Kinder, die ausgeprägte Selbstgespräche führen, entwickeln oft früher starke Selbstregulationsfähigkeiten — eine Grundvoraussetzung für schulischen und sozialen Erfolg. Was zunächst wie kindliches Plappern wirkt, ist in Wirklichkeit kognitive Entwicklungsarbeit.
Der feine Unterschied: förderliche versus hemmende Selbstgespräche
Nicht alle Selbstgespräche wirken sich gleich aus. Positive und aufgabenorientierte Selbstgespräche — etwa „Ich schaffe das, Schritt für Schritt" — stärken Motivation und Leistungsfähigkeit nachweislich.
Selbstkritische oder grüblerische innere Dialoge können hingegen das Stressniveau erhöhen und das Wohlbefinden belasten. Der Inhalt der Selbstgespräche ist also entscheidend — nicht das Sprechen mit sich selbst an sich.
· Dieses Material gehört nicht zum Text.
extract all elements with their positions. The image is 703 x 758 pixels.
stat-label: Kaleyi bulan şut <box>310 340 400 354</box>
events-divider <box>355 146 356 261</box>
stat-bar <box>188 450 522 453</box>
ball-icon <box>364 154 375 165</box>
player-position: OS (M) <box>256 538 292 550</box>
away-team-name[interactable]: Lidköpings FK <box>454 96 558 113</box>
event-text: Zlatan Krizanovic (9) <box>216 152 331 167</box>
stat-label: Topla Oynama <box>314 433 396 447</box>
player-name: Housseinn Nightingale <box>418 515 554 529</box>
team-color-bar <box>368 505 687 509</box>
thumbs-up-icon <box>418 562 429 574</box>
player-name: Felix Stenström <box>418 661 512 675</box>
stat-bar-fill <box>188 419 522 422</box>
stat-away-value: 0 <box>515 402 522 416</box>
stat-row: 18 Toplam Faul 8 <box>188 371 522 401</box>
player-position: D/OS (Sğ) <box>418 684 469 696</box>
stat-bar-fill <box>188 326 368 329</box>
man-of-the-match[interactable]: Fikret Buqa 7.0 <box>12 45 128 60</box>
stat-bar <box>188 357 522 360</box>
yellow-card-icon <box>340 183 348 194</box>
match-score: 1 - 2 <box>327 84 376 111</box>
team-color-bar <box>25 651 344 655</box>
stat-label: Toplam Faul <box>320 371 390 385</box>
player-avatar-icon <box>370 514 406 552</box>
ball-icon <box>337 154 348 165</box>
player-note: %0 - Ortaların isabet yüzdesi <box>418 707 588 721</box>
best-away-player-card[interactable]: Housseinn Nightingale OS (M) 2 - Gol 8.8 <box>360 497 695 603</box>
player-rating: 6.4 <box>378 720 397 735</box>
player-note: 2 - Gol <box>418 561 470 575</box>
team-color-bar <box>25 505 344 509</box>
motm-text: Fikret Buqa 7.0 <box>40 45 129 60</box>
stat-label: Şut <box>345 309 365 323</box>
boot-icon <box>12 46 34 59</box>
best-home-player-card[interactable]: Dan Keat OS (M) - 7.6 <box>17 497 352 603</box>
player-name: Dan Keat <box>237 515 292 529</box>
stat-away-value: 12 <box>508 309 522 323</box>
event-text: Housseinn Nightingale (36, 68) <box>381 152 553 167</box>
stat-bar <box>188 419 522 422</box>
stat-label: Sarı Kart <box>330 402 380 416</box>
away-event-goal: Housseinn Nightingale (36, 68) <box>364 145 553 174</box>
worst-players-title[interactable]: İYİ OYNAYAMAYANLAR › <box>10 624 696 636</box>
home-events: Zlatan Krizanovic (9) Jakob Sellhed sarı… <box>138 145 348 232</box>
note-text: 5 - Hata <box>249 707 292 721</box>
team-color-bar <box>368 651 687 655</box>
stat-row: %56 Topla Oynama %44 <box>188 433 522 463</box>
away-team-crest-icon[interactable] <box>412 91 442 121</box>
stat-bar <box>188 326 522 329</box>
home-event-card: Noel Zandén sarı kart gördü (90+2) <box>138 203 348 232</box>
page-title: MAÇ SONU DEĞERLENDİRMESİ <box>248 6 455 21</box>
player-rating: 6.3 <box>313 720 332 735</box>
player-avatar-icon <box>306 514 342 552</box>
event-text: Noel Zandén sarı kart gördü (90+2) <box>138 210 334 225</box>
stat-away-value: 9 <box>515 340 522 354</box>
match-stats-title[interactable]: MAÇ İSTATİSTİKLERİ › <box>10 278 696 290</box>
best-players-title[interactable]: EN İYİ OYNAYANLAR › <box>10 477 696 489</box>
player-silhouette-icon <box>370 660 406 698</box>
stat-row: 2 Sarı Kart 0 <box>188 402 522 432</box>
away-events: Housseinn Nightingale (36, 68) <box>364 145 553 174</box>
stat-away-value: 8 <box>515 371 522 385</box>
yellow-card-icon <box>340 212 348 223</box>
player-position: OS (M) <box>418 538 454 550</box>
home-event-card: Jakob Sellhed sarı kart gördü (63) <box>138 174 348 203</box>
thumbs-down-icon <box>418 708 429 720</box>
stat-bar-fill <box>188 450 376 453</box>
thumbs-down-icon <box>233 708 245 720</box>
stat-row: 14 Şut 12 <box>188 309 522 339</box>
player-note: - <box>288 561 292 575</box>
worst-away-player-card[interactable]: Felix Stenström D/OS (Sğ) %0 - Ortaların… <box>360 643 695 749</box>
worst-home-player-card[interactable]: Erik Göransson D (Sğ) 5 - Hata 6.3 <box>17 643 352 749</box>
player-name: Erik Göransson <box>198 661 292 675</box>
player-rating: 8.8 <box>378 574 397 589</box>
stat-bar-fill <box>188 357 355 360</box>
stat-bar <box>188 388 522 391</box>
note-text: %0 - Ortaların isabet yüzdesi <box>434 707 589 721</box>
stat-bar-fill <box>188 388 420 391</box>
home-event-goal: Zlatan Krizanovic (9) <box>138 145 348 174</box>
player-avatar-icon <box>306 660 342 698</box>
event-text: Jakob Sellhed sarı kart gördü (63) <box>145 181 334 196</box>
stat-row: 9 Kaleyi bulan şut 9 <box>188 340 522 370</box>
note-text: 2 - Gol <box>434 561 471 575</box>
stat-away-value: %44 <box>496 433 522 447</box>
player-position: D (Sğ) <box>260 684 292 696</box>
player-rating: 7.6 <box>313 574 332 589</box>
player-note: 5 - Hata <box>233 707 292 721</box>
Warum du Selbstgespräche nicht länger verstecken solltest
Das gesellschaftliche Stigma rund um Selbstgespräche ist wissenschaftlich nicht haltbar. Wer mit sich selbst spricht, zeigt damit häufig eine höhere kognitive Flexibilität, stärkere Selbstwahrnehmung und bessere mentale Organisationsfähigkeit als Menschen, die das nie tun.
Also: Das nächste Mal, wenn du dich dabei ertappst, laut mit dir selbst zu reden — lächle einfach. Dein Gehirn arbeitet gerade auf Hochtouren.